Existe uma disputa política e ideológica no campo da economia da cultura. Há uma perspectiva hegemônica de incorporar todas as produções culturais – inclusive as periféricas – dentro da lógica dos oligopólios da indústria cultural. No seminário de Madri, o professor Alfredo Manevy citou o caso do filme brasileiro Cidade de Deus, adaptação de um romance escrito por um escritor brasileiro negro (Paulo Lins), com atores brasileiros, muitos vindos da periferia. Este filme foi um sucesso internacional, chegando a ficar em cartaz mais de um ano em vários países da Europa. Entretanto, por força contratual, 80% do lucro obtido com estas exibições internacionais ficaram nas mãos da distribuidora norte-americana Miramax. Enfim, a visibilidade de um produto nacional, oriundo de uma produção cultural de pessoas da periferia acabou favorecendo não os grupos que protagonizaram este produto, mas a intermediação de uma indústria oligopólica.

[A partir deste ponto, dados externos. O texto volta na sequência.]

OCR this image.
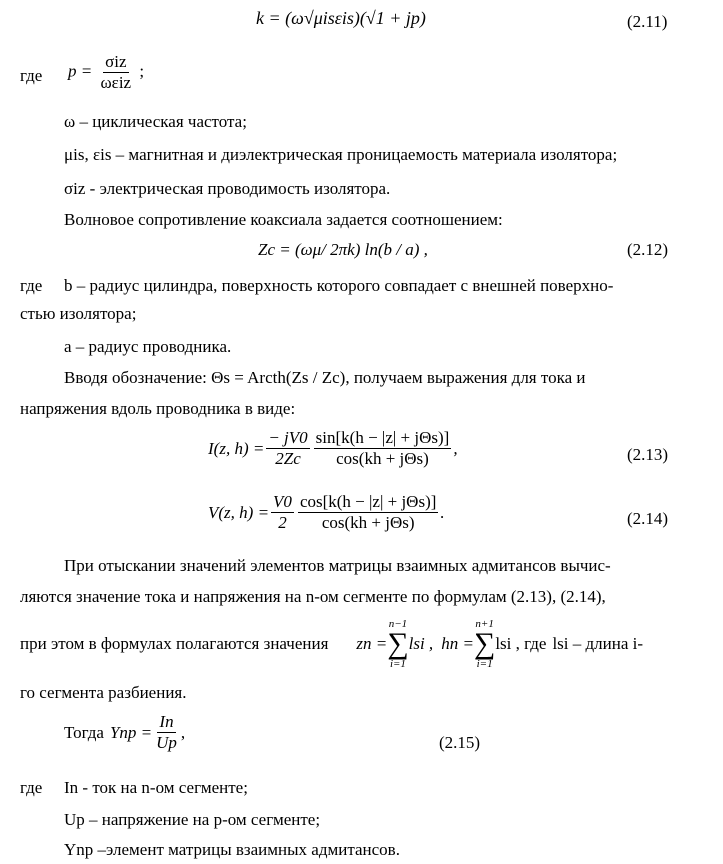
k = (ω√μisεis)(√1 + jp)	(2.11)
где $p = \frac{\text{σiz}}{\text{ωεiz}}$ ;
ω – циклическая частота;
μis, εis – магнитная и диэлектрическая проницаемость материала изолятора;
σiz - электрическая проводимость изолятора.
Волновое сопротивление коаксиала задается соотношением:
Zc = (ωμ/ 2πk) ln(b / a) ,	(2.12)
где b – радиус цилиндра, поверхность которого совпадает с внешней поверхно-
стью изолятора;
a – радиус проводника.
Вводя обозначение: Θs = Arcth(Zs / Zc), получаем выражения для тока и
напряжения вдоль проводника в виде:
I(z, $h) = \frac{- jV0}{2Zc} \frac{\text{sin[k(h − |z| + jΘs)]}}{\text{cos(kh + jΘs)}}$ ,	(2.13)
V(z, $h) = \frac{V0}{2} \frac{\text{cos[k(h − |z| + jΘs)]}}{\text{cos(kh + jΘs)}}$ .	(2.14)
При отыскании значений элементов матрицы взаимных адмитансов вычис-
ляются значение тока и напряжения на n-ом сегменте по формулам (2.13), (2.14),
при этом в формулах полагаются значения zn =
n−1
∑
i=1
lsi , hn =
n+1
∑
i=1
lsi , где lsi – длина i-
го сегмента разбиения.
Тогда Ynp = $\frac{In}{Up}$ ,
(2.15)
где In - ток на n-ом сегменте;
Up – напряжение на p-ом сегменте;
Ynp –элемент матрицы взаимных адмитансов.
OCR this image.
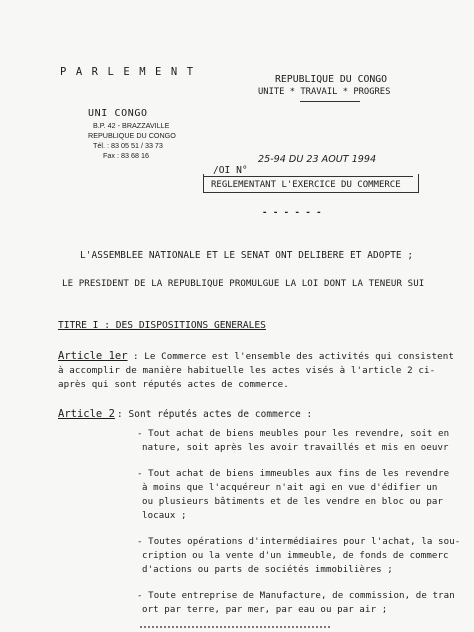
P A R L E M E N T
UNI CONGO
B.P. 42 - BRAZZAVILLE
REPUBLIQUE DU CONGO
Tél. : 83 05 51 / 33 73
Fax : 83 68 16
REPUBLIQUE DU CONGO
UNITE * TRAVAIL * PROGRES
/OI N°
25-94 DU 23 AOUT 1994
REGLEMENTANT L'EXERCICE DU COMMERCE
- - - - - -
L'ASSEMBLEE NATIONALE ET LE SENAT ONT DELIBERE ET ADOPTE ;
LE PRESIDENT DE LA REPUBLIQUE PROMULGUE LA LOI DONT LA TENEUR SUI
TITRE I : DES DISPOSITIONS GENERALES
Article 1er : Le Commerce est l'ensemble des activités qui consistent
à accomplir de manière habituelle les actes visés à l'article 2 ci-
après qui sont réputés actes de commerce.
Article 2 : Sont réputés actes de commerce :
- Tout achat de biens meubles pour les revendre, soit en
nature, soit après les avoir travaillés et mis en oeuvr
- Tout achat de biens immeubles aux fins de les revendre
à moins que l'acquéreur n'ait agi en vue d'édifier un
ou plusieurs bâtiments et de les vendre en bloc ou par
locaux ;
- Toutes opérations d'intermédiaires pour l'achat, la sou-
cription ou la vente d'un immeuble, de fonds de commerc
d'actions ou parts de sociétés immobilières ;
- Toute entreprise de Manufacture, de commission, de tran
ort par terre, par mer, par eau ou par air ;
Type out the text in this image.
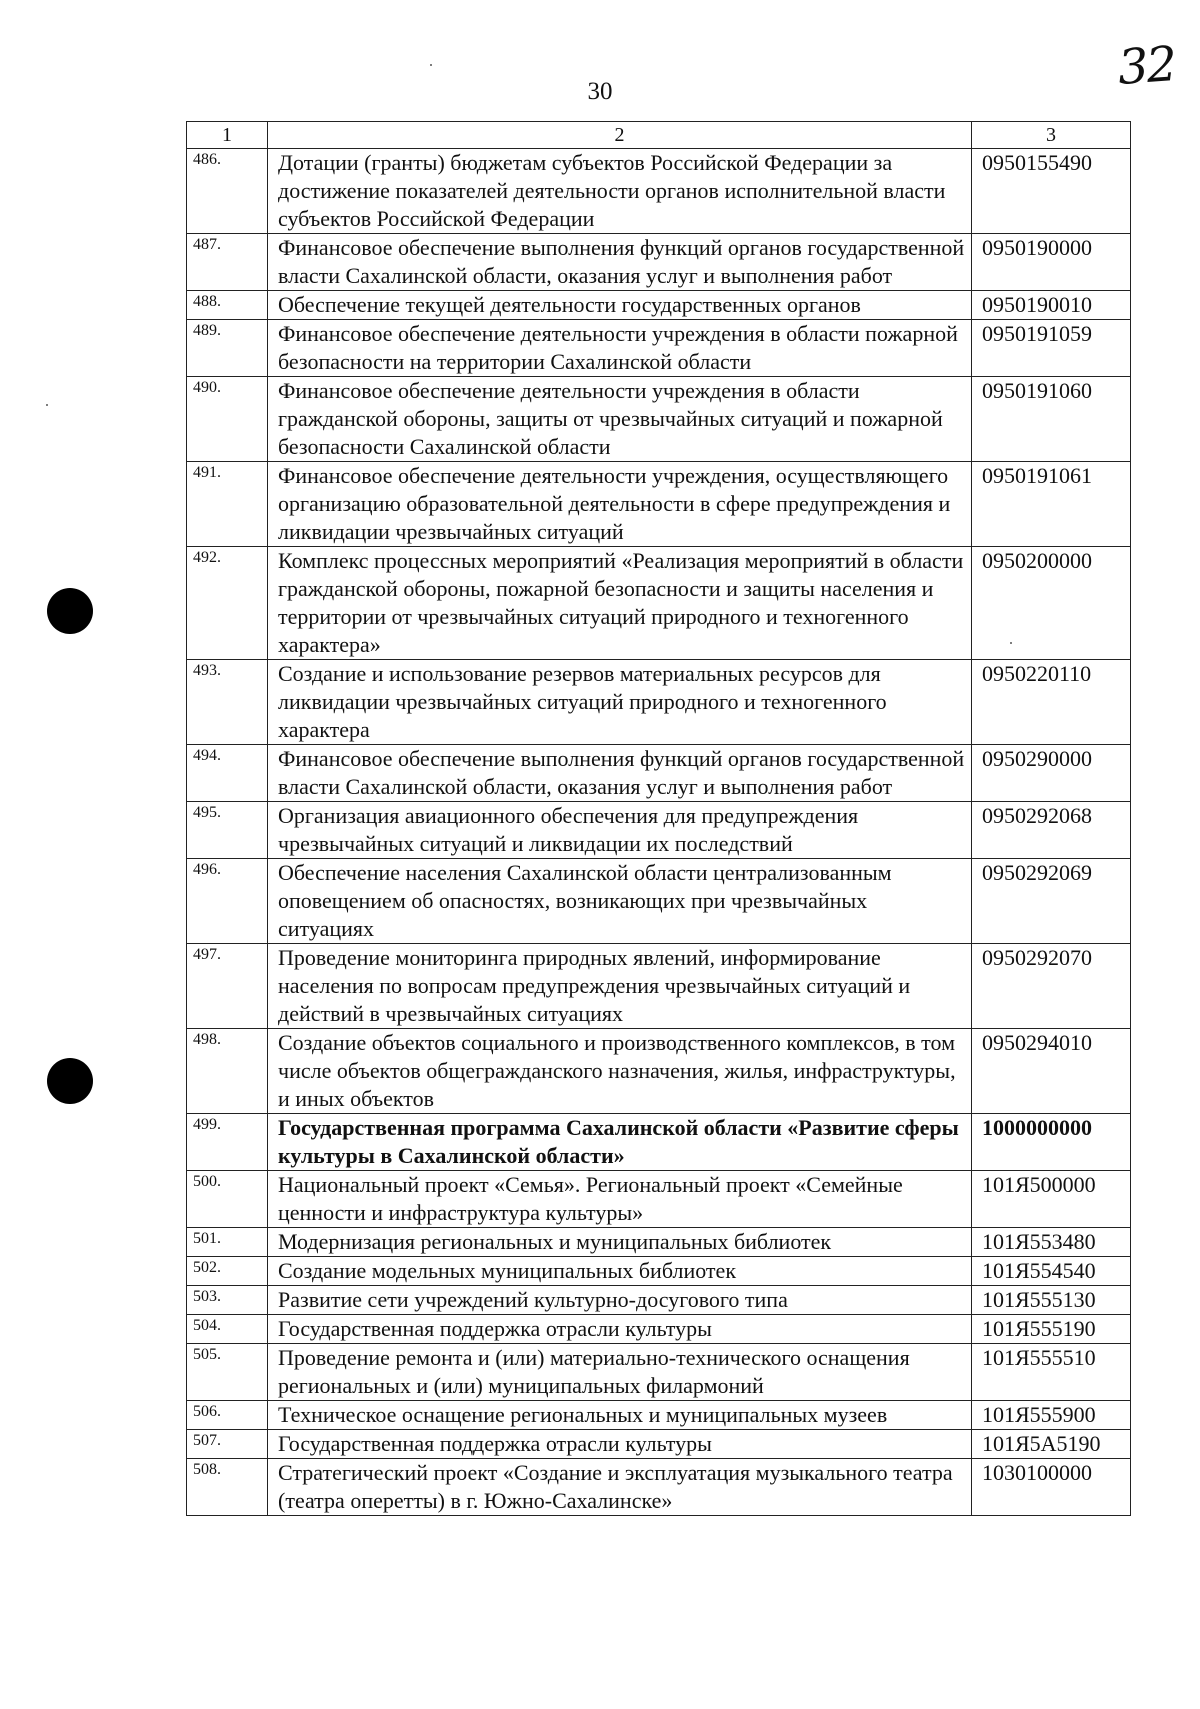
30	32
1	2	3
486.	Дотации (гранты) бюджетам субъектов Российской Федерации за достижение показателей деятельности органов исполнительной власти субъектов Российской Федерации	0950155490
487.	Финансовое обеспечение выполнения функций органов государственной власти Сахалинской области, оказания услуг и выполнения работ	0950190000
488.	Обеспечение текущей деятельности государственных органов	0950190010
489.	Финансовое обеспечение деятельности учреждения в области пожарной безопасности на территории Сахалинской области	0950191059
490.	Финансовое обеспечение деятельности учреждения в области гражданской обороны, защиты от чрезвычайных ситуаций и пожарной безопасности Сахалинской области	0950191060
491.	Финансовое обеспечение деятельности учреждения, осуществляющего организацию образовательной деятельности в сфере предупреждения и ликвидации чрезвычайных ситуаций	0950191061
492.	Комплекс процессных мероприятий «Реализация мероприятий в области гражданской обороны, пожарной безопасности и защиты населения и территории от чрезвычайных ситуаций природного и техногенного характера»	0950200000
493.	Создание и использование резервов материальных ресурсов для ликвидации чрезвычайных ситуаций природного и техногенного характера	0950220110
494.	Финансовое обеспечение выполнения функций органов государственной власти Сахалинской области, оказания услуг и выполнения работ	0950290000
495.	Организация авиационного обеспечения для предупреждения чрезвычайных ситуаций и ликвидации их последствий	0950292068
496.	Обеспечение населения Сахалинской области централизованным оповещением об опасностях, возникающих при чрезвычайных ситуациях	0950292069
497.	Проведение мониторинга природных явлений, информирование населения по вопросам предупреждения чрезвычайных ситуаций и действий в чрезвычайных ситуациях	0950292070
498.	Создание объектов социального и производственного комплексов, в том числе объектов общегражданского назначения, жилья, инфраструктуры, и иных объектов	0950294010
499.	Государственная программа Сахалинской области «Развитие сферы культуры в Сахалинской области»	1000000000
500.	Национальный проект «Семья». Региональный проект «Семейные ценности и инфраструктура культуры»	101Я500000
501.	Модернизация региональных и муниципальных библиотек	101Я553480
502.	Создание модельных муниципальных библиотек	101Я554540
503.	Развитие сети учреждений культурно-досугового типа	101Я555130
504.	Государственная поддержка отрасли культуры	101Я555190
505.	Проведение ремонта и (или) материально-технического оснащения региональных и (или) муниципальных филармоний	101Я555510
506.	Техническое оснащение региональных и муниципальных музеев	101Я555900
507.	Государственная поддержка отрасли культуры	101Я5А5190
508.	Стратегический проект «Создание и эксплуатация музыкального театра (театра оперетты) в г. Южно-Сахалинске»	1030100000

Existe uma outra perspectiva que propõe uma ação pró-ativa dos poderes públicos no sentido de potencializar as experiências de arranjos produtivos já existentes nas culturas populares. O ex-ministro Juca Ferreira lembrou do carnaval que já é a maior riqueza – no sentido econômico mesmo – de várias cidades, como Salvador e Recife. E o carnaval é produto de uma complexa estrutura de arranjo produtivo de grupos populares, sejam eles escolas de samba, blocos carnavalescos, de afoxé, entre outros. Nestes arranjos, encontram-se vários sujeitos de classes subalternizadas desenvolvendo trabalhos sofisticados nos mais variados ramos, como pesquisa, música, coreografia, cenografia, logística operacional etc. A potencialização destas organizações por meio de políticas públicas poderia garantir não só uma autonomia destes grupos, como também um protagonismo dos mesmos no sentido de apontar direções alternativas de desenvolvimento, para além do economicismo.
No Brasil, a maioria destas expressões culturais tem origem afrodescendente e suas formas de organização conectam-se com tradições africanas. Não são apenas expressões culturais no sentido estrito do termo, mas de modelos de sociabilidades que se reinventam e, em grande parte das vezes, se transformam em formas de resistência aos mecanismos de opressão racial. Por isto, a ação cultural destes grupos tem também um sentido político. Mais que uma saída para a crise, uma política cultural neste sentido é também uma sinalização de um outro modelo de sociedade que se quer construir, muito além das concepções desenvolvimentistas e economicistas que ainda seduzem boa parte da esquerda latino-americana e brasileira.